Traffic clogged roads out of the Thai capital yesterday, as tens of thousands of people fled ahead of a high tide expected to worsen floods that have inundated factories and prompted foreign governments to warn their citizens to stay away.
The main concern is that Bangkok’s Chao Phraya River will burst its banks over the weekend during the unusually high tide that began yesterday. Buildings across Bangkok have been sandbagged for protection, and some vulnerable streets were nearly deserted.
Thailand’s worst flooding in half a century, caused in part by unusually heavy monsoon rain, has killed 377 people since mid-July and disrupted the lives of nearly 2.2 million, until now mostly in the north and central provinces.
Photo: EPA
TV footage showed cars and trucks bumper-to-bumper leaving the city and the main airport’s departure lounges packed, but the traffic department said it could not put an exact figure on the size of the Bangkok exodus because much of its monitoring equipment was under water.
Thai Prime Minister Yingluck Shinawatra said she was considering a proposal to dig channels into some roads in eastern Bangkok to drain water into the Gulf of Thailand, an idea backed by the chairman of the Thailand unit of Toyota Motor Corp, whose factories have been badly flooded.
“We need to look into several details on whether it works,” Yingluck told reporters.
The Meteorological Department warned residents living along the Chao Phraya they could face rising waters. Roads around the Grand Palace are partially flooded along with some streets in densely populated Chinatown.
Yesterday morning, on a street in front of the Grand Palace normally bustling with tourists, a 2m snake was caught by a motorcycle taxi driver. Residents have also had to contend with crocodiles escaping from flooded farms.
While many of the inner-city streets of Bangkok remained dry, the suburbs continued to struggle.
In the riverside shantytown of Bang Phlad, small wooden homes were knee-deep in foul-smelling water with rubbish floating on the surface. Residents carried belongings above their heads, struggling against the current of water pumped back out to the river.

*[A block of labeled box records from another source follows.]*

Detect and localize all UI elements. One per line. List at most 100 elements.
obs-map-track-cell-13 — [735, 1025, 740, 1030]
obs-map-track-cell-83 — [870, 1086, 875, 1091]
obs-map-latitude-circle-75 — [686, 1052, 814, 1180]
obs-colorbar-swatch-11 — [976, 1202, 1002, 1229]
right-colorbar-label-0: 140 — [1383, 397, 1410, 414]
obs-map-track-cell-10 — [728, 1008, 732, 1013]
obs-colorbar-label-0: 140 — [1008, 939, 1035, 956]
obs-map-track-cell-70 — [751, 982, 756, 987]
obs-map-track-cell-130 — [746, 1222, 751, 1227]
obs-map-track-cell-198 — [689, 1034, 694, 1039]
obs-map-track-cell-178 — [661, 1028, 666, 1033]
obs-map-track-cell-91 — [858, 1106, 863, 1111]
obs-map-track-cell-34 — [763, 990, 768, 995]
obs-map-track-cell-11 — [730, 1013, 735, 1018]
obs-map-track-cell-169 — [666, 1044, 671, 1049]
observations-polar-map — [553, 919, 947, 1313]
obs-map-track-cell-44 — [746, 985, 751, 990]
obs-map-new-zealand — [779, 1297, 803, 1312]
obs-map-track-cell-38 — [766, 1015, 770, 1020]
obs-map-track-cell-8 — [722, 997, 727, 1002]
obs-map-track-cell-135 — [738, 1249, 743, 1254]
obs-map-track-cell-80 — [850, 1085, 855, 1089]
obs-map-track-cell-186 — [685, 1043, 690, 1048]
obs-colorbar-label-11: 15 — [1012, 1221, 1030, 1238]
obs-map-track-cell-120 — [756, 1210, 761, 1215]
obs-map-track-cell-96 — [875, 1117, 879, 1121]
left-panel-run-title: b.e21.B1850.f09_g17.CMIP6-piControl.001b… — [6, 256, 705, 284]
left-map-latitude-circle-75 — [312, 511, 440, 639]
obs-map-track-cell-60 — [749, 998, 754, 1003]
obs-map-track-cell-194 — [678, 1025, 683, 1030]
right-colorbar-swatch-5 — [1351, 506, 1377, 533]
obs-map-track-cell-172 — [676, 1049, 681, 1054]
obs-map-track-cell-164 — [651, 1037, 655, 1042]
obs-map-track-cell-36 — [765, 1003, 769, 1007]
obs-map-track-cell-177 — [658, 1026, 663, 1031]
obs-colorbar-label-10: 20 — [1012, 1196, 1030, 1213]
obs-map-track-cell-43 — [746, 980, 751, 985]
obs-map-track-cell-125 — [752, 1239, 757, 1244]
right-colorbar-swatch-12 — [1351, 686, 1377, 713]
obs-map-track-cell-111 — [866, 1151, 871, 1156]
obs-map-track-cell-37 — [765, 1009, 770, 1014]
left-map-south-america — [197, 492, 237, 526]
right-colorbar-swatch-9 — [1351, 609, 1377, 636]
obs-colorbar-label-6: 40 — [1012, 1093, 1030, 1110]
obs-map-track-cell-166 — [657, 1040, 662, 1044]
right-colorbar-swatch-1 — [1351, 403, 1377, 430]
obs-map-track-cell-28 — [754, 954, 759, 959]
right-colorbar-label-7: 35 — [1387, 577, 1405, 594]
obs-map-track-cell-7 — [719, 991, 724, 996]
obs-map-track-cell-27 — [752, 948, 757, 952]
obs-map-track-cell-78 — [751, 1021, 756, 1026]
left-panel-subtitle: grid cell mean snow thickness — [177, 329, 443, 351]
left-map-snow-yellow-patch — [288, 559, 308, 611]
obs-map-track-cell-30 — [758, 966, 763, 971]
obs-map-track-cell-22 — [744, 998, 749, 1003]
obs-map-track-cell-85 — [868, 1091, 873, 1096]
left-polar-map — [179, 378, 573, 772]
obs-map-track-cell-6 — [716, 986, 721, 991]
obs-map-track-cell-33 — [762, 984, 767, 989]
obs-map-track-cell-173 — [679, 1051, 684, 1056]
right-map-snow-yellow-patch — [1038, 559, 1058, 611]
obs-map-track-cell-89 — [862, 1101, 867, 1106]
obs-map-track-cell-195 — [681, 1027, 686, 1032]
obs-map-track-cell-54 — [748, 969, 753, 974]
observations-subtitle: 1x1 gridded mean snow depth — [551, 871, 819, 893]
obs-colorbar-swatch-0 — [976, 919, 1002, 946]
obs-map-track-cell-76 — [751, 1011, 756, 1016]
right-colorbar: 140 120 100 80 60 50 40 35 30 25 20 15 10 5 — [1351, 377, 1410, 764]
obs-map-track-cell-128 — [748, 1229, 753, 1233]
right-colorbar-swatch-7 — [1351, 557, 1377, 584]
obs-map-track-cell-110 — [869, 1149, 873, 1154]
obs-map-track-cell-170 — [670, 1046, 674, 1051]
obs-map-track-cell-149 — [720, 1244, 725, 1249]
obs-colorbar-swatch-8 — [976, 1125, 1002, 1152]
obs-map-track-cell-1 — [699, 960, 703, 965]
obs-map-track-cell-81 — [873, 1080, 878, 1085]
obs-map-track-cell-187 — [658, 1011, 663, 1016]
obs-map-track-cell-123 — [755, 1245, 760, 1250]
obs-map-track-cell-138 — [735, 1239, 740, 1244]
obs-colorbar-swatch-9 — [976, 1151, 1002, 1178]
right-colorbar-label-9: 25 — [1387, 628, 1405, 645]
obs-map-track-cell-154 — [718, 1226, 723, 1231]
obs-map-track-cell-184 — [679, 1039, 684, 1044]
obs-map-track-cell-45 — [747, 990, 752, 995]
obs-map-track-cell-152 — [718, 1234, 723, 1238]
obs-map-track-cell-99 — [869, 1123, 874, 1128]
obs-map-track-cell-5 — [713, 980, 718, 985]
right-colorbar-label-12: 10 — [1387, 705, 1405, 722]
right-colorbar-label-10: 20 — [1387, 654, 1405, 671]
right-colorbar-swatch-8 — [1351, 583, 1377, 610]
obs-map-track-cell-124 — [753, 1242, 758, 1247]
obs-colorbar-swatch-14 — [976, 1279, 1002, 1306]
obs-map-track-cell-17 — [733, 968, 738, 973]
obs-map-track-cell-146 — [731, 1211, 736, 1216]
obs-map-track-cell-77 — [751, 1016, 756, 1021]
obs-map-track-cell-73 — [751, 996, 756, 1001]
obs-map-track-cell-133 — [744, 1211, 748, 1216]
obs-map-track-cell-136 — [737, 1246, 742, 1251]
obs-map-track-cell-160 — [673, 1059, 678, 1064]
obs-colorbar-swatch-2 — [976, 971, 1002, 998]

At the district’s Yanhee hospital, two dozen emergency room doctors and nurses shovelled sand into sacks to fortify a 1m wall protecting the building as water levels rose in a nearby canal brimming with trash.
In Nonthaburi Province bordering Bangkok, walls of sandbags were collapsing under the weight of surging floodwaters. A policeman dressed in shorts, flip-flops and a vest directed traffic on a megaphone as water gushed out of drains.
Yingluck’s government declared a five-day holiday from Thursday to allow people to leave. Roads out of the city to the flood-free south were jammed. Many were heading for the seaside town of Hua Hin and the eastern resort city of Pattaya, where hotel rooms and homes to rent were scarce.
The economic toll continued to pile up across Thailand, Southeast Asia’s biggest auto production hub and a major base for multinational firms, many of which face supply and production disruptions after the floods shuttered at least seven huge industrial estates north of Bangkok.
The Bank of Thailand nearly halved its projection of economic growth this year to 2.6 percent from July’s 4.1 percent estimate, and said the economy would shrink by 1.9 percent sequentially in the December quarter because of the floods.
Daihatsu Motor Co, which makes mini-vehicles for Toyota Motor Corp, said it would reduce work to produce Toyota-badged cars at two Japanese factories next week due to a shortage of parts from Thailand.
However, insured losses are likely to be at a manageable level and will not trigger widespread solvency problems, credit-ratings agency Fitch Ratings said.
Many Thais are uninsured and Japanese non-life insurers in Thailand will bear the brunt of losses at the factories.
Fitch, citing Thai insurance regulatory data, estimated the country faced about 140 billion baht (US$4.5 billion) in losses, including damage at the seven industrial estates. About 80 percent of that is covered by Japanese insurers, but they are unlikely to be badly affected with about 85 percent of their coverage ceded to foreign reinsurers, Fitch said.